Hiss went on to work in the Justice Department as a special assistant to the Solicitor General, in the State Department as a special assistant to the Assistant Secretary of State, and as a member of the U.S. delegation to the 1945 Yalta Conference where the “Big Three” (e.g. President Franklin Roosevelt, Soviet Premier Joseph Stalin, and Britain’s Prime Minister Winston Churchill) met to develop a strategy to defeat Hitler, create new boundaries in post World War II Europe, and set up the United Nations. Hiss later served as Secretary-General of the United Nations Conference on International Organization, Director of the Office of Special Political Affairs, and other government roles. In short, Alger Hiss worked in many influential roles throughout the federal government.
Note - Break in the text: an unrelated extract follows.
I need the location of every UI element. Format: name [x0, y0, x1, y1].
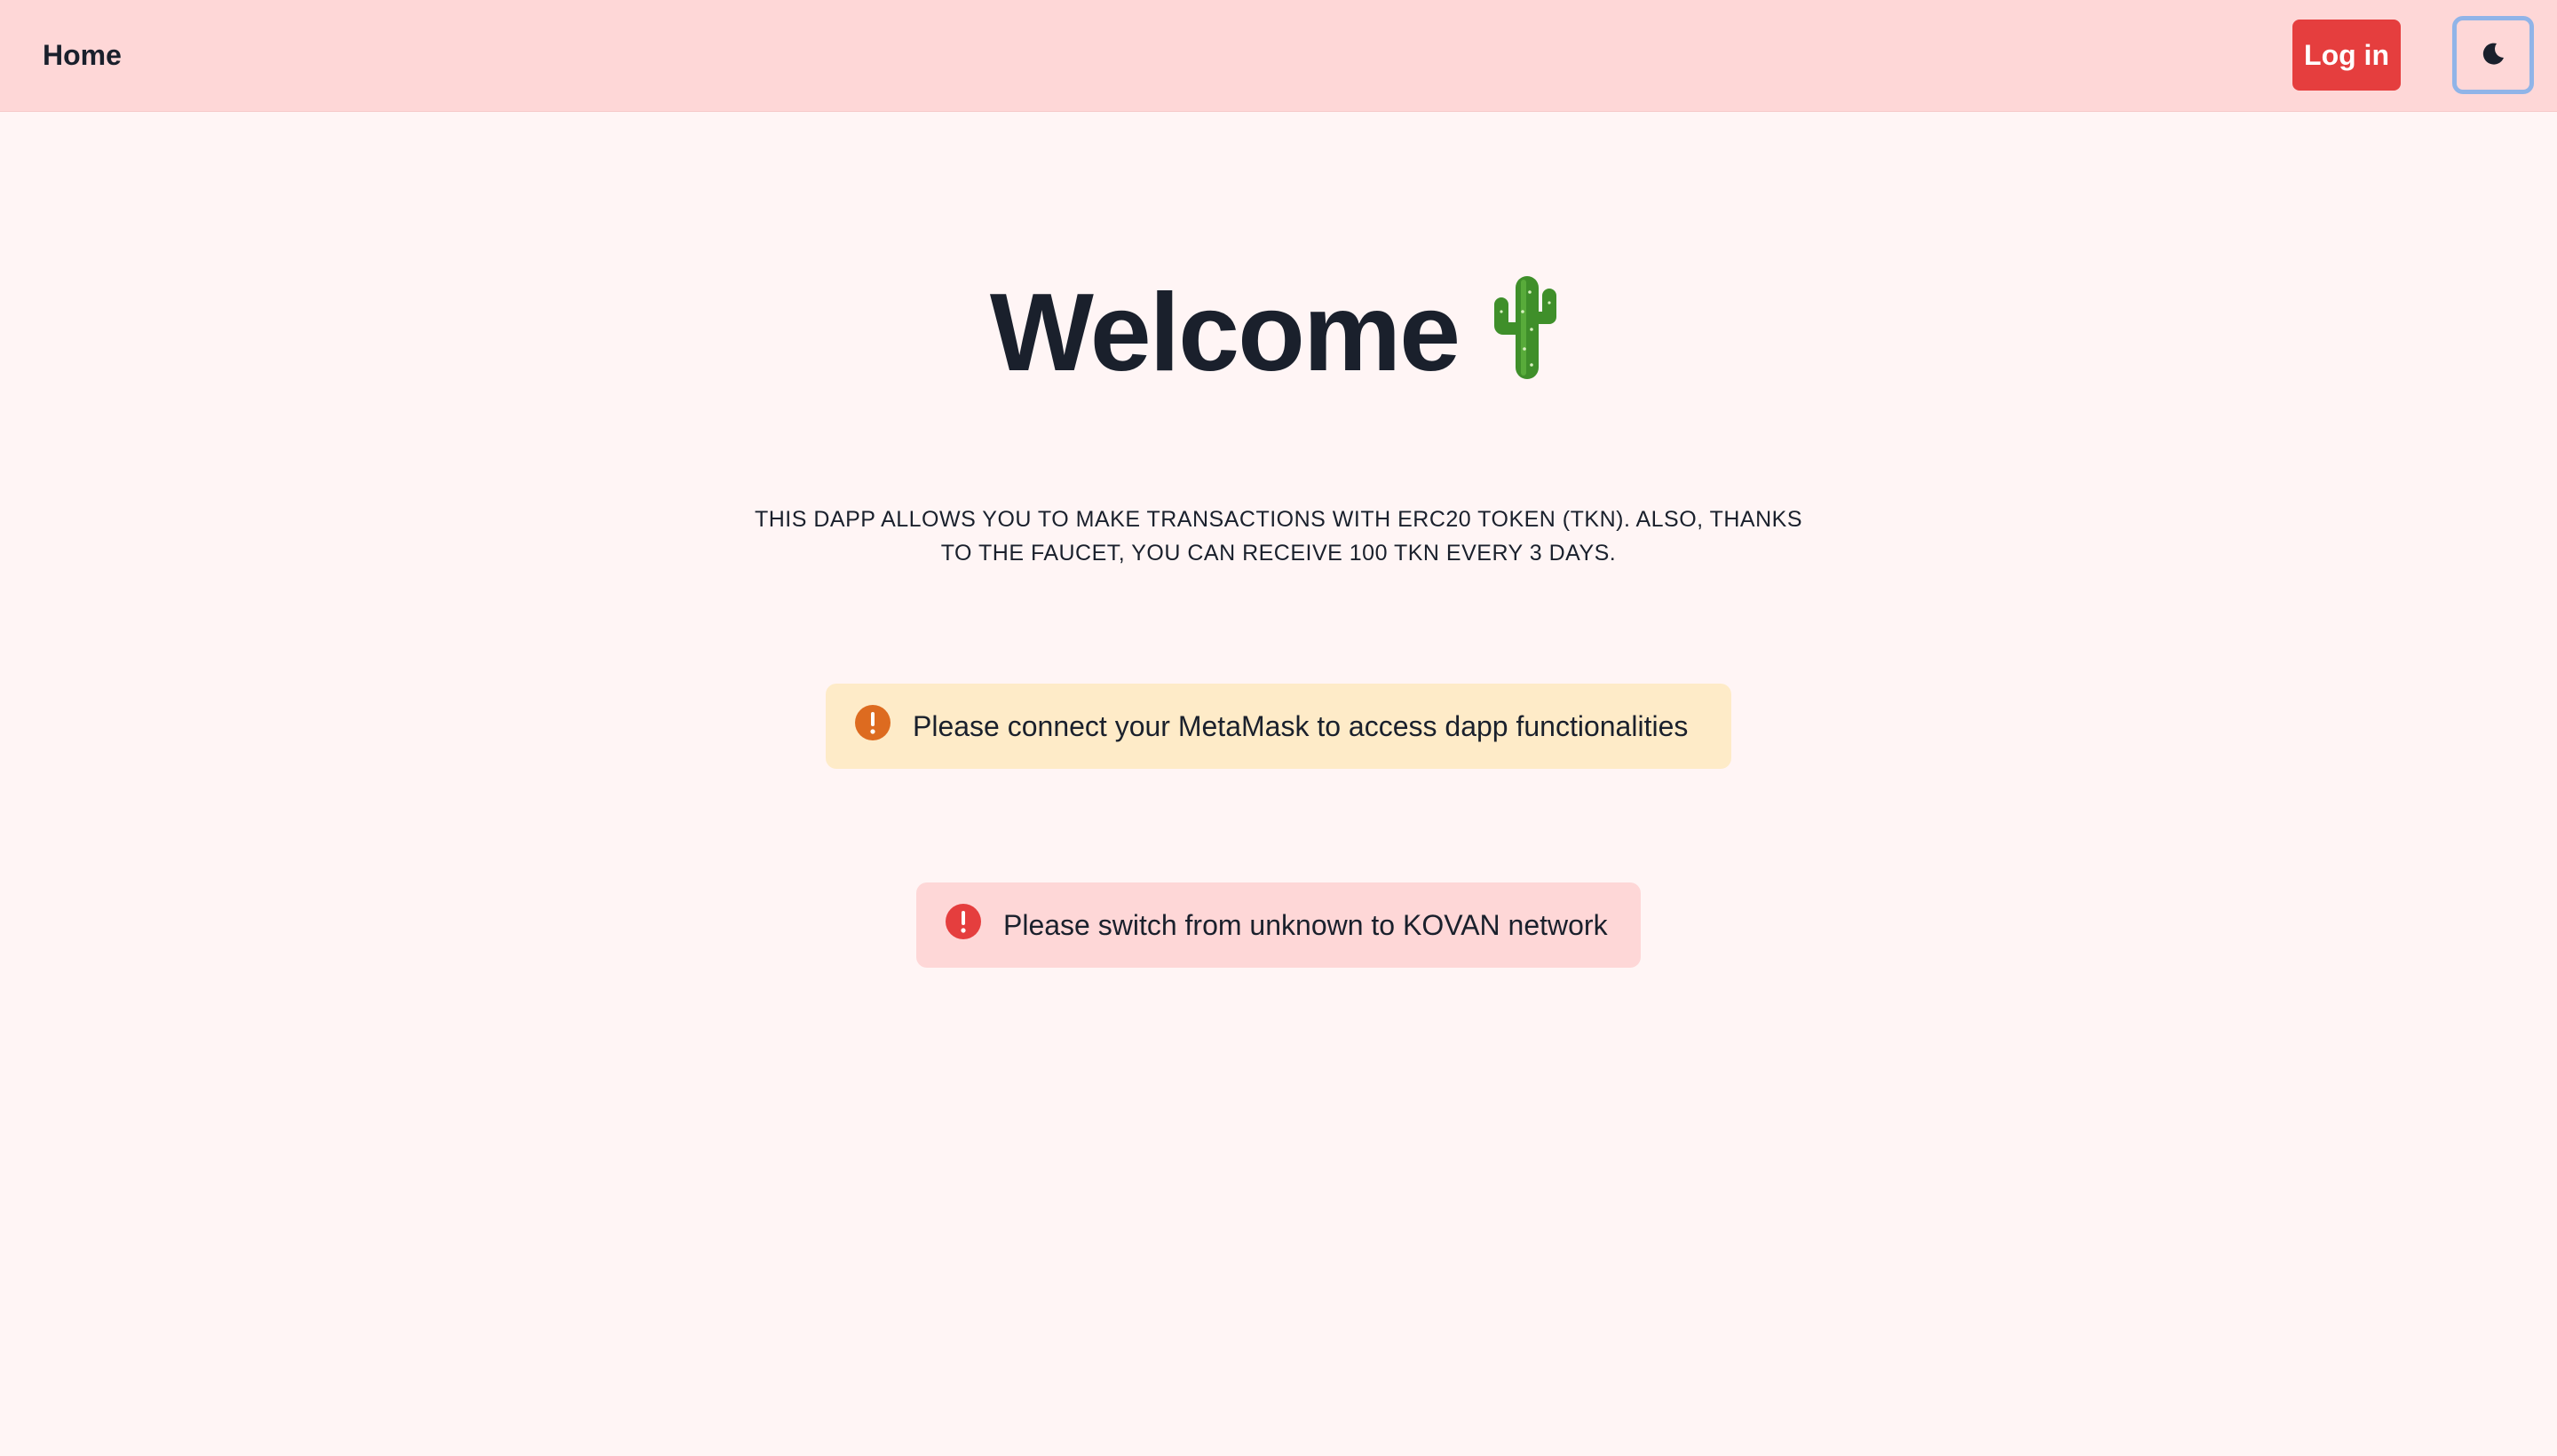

In August 1948, Whittaker Chambers, a senior editor at Time magazine and self-proclaimed former Communist Party member, testified before Congress at the House Committee on Un-American Activities that Alger Hiss had been a Soviet spy and member of the Communist Party while Hiss worked for the federal government. Hiss denied all the allegations and filed a defamation lawsuit against Chambers. However, the injury had been done to Hiss and he was indicted by a grand jury.

The Hiss-Chambers issue quickly became a hot topic in America, but President Truman publicly dismissed the case as a “red herring.” Truman stated that the Hiss case was unsubstantiated and simply roused people’s fears of McCarthyism in a Cold-War atmosphere.

Hiss’ first trial resulted in a mistrial. So, Hiss was tried a second time. Hiss was subsequently convicted of perjury in his second trial and sentenced to five years in jail in which he eventually served 44 months. Hiss was released from jail on this day, November 27, 1954.

Whittaker Chambers’ testimony during the Hiss trials was inconclusive at best, as he changed his story several times. Chambers had also committed perjury during his testimony against Hiss, but Chambers was not prosecuted because he was one of the government’s main witnesses.

In 1992, Russian historian, Dmitry A. Volkogonov, stated that Hiss was not a Russian spy. Volkogonov reviewed an extensive collection of official Russian government documents with information on Soviet intelligence operations, including military and KGB files, and found no proof of Hiss’ involvement with the Communist Party.